Giving and Receiving the Gift of Life: Mona Castro Shares Her Family's Bittersweet Transplant Story
Mona Castro visited One Lambda to share her family’s poignant story of both giving and receiving the gift of life. Mona's daughter, Sara, is a two-time transplant recipient who was born with severe congenital heart disease.
In September 2019, Mona Castro visited us for the Patient Voice Series to share her family’s poignant transplant patient story of both giving and receiving the gift of life. Mona's daughter, Sara, is a two-time transplant recipient who was born with severe congenital heart disease. Shortly after birth, Sara was put on the national waiting list for a heart transplant, and at the tender age of five weeks old, Sara received her first gift of life: a transplant from a deceased donor.
"They (doctors) told us on that particular day, day 4, that Sara needed to have a pacemaker implanted... so, on that day she had her first operation. A 4-pound baby, you know as tiny as can be, with a pacemaker... It was implanted into her stomach.
Mona Castro | Parent of a Heart Transplant Patient
The process was more harrowing than Mona initially expected. “I was thinking of it like taking your car to the mechanic,” Mona recalled. “They’re gonna fix her, give her back to me, and we’re gonna go home, and life is going to be normal… but I was wrong. Along with a transplant comes a whole new way of life.”
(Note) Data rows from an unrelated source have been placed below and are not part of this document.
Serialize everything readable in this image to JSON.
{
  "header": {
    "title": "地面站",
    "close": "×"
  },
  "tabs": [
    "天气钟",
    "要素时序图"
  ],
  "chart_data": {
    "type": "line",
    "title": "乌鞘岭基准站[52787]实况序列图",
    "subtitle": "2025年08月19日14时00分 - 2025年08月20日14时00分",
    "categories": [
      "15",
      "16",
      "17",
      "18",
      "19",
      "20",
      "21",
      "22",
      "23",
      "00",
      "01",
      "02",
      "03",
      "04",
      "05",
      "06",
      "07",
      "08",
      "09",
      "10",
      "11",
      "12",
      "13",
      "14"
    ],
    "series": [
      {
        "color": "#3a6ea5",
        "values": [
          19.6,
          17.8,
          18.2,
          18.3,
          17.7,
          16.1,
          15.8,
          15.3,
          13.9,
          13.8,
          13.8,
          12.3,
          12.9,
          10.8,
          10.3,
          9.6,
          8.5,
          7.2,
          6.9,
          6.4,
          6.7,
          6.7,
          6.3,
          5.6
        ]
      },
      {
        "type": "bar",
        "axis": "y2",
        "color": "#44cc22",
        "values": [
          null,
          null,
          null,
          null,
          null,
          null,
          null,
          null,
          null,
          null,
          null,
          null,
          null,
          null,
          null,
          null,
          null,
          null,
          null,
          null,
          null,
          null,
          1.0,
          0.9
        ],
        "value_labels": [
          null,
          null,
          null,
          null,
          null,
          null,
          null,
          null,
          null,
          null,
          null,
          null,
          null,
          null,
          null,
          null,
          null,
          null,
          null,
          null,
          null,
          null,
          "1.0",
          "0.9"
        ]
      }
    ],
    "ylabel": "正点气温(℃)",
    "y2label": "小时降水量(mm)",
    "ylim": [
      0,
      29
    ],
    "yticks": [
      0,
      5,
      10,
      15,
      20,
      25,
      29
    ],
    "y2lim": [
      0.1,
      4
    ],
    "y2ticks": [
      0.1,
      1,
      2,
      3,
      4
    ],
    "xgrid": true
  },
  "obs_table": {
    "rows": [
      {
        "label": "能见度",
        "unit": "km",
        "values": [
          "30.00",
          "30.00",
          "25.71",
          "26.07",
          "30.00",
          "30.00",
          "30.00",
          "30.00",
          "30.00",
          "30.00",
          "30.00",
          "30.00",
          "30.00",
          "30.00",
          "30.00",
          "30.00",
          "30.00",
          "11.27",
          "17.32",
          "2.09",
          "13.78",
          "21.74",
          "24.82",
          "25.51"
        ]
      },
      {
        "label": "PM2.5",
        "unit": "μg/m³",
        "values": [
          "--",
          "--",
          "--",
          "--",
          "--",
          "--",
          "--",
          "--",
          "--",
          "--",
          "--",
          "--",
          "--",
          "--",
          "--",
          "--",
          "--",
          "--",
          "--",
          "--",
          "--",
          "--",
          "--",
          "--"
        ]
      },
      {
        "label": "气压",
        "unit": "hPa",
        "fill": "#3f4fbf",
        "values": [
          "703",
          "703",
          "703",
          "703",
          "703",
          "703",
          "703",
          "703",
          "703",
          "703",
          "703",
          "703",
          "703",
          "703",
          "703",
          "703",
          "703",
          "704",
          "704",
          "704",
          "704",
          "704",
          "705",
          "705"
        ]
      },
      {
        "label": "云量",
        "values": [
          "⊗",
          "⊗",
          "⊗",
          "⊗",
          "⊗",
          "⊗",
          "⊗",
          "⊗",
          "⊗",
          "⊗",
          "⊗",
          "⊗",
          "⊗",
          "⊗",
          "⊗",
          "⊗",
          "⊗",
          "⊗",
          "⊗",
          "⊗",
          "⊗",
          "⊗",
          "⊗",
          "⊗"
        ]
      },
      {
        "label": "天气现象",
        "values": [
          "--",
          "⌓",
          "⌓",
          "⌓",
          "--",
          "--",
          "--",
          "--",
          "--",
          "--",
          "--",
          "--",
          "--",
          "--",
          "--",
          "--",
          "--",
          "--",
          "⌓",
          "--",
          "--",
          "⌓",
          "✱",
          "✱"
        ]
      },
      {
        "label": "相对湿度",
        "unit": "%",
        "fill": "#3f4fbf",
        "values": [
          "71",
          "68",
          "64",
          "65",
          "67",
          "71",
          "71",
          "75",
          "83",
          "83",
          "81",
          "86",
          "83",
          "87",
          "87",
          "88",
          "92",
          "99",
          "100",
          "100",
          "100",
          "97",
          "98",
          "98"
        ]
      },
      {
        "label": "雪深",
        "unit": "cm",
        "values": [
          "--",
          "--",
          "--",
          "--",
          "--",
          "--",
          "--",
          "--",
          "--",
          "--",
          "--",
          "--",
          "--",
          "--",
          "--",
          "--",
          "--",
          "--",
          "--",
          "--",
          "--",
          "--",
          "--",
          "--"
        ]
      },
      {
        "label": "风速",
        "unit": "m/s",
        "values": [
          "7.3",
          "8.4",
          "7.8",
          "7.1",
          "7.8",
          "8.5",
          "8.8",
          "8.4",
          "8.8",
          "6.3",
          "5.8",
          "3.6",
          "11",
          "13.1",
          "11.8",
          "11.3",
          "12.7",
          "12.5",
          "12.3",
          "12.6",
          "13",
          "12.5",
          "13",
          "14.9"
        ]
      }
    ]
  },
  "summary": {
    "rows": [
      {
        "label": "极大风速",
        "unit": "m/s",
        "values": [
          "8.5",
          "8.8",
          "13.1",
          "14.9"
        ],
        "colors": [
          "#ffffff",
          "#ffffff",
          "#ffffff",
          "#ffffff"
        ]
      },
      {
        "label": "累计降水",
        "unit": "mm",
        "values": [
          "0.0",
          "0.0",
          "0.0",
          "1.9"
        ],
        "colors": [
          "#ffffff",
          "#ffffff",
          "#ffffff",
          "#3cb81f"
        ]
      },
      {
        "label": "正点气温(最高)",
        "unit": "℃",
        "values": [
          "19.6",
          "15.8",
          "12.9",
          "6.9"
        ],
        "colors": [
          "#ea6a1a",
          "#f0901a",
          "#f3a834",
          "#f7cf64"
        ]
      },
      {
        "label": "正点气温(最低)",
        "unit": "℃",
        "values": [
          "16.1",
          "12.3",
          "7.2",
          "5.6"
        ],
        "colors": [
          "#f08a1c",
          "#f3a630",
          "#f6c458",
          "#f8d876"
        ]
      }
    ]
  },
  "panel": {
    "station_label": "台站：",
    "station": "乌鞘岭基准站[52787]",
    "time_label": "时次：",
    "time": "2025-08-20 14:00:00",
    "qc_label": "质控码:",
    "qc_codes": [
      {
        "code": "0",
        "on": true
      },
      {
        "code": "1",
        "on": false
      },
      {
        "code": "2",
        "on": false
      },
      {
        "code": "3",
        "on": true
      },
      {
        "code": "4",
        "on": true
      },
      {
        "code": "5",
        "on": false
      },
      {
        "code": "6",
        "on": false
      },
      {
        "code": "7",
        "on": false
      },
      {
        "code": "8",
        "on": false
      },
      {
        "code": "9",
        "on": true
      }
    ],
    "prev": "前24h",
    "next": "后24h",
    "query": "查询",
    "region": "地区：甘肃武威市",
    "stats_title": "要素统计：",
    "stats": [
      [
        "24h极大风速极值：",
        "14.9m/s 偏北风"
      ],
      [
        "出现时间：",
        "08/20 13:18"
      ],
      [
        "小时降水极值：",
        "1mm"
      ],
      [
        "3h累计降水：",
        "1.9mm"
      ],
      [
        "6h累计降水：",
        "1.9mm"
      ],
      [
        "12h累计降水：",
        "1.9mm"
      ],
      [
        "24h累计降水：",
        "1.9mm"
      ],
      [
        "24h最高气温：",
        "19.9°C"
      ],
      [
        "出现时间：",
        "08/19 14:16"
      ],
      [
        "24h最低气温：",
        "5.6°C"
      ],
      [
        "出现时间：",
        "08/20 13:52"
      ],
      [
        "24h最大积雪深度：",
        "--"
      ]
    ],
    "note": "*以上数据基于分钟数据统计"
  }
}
Sara and her family were required to relocate to be close to the hospitral for the six months following the transplant surgery. And as Sara’s mom, Mona had to memorize Sara’s complicated medication regimen. “I was a wreck because I thought, what if I do something wrong? What if I make her more ill?” Mona said.
Thankfully, Sara tolerated her post-transplant medication very well. In the years following, Sara grew up to be an adult who is very active in the transplant community: she participates in the DonateLife Run/Walk, volunteers every year to build the OneLegacy Rose Parade float, and competes in the Transplant Games. Meanwhile Mona joined the transplant community as a passionate OneLegacy Ambassador, and her family soon welcomed a new nephew, Lucas, to the family.
But the Castro family lost little Lucas far too soon. The day before his fourth birthday, Lucas experienced a severe allergic reaction and was rushed to the hospital. Two days later, he passed away, surrounded by his loving family. At the time of Lucas’s death, Sara had been in kidney failure for several years due the long-term effects of her medication. As soon as the Castro family lost Lucas, they immediately asked if Lucas could be a match for Sara.
Lucas did, indeed, become Sara’s match. He saved the lives of three people: Sara received one kidney, while the other kidney went to a fifty-something woman; his liver was given to a two-year-old girl. All three recipients, including Sara, are currently doing well.
“It’s still extremely fresh and very hard, emotionally. We’re grieving the loss of our baby, our little hero,” said Mona. Though Mona and her family are still processing the loss, she shares Lucas’s story because it is one way his memory and legacy can live on.
To the team at One Lambda, Mona expressed appreciation for the business’s mission and work for the impact it has on both donor and recipient families: “I also want to thank all of you for what you do here… What you do is extremely important for families like mine.”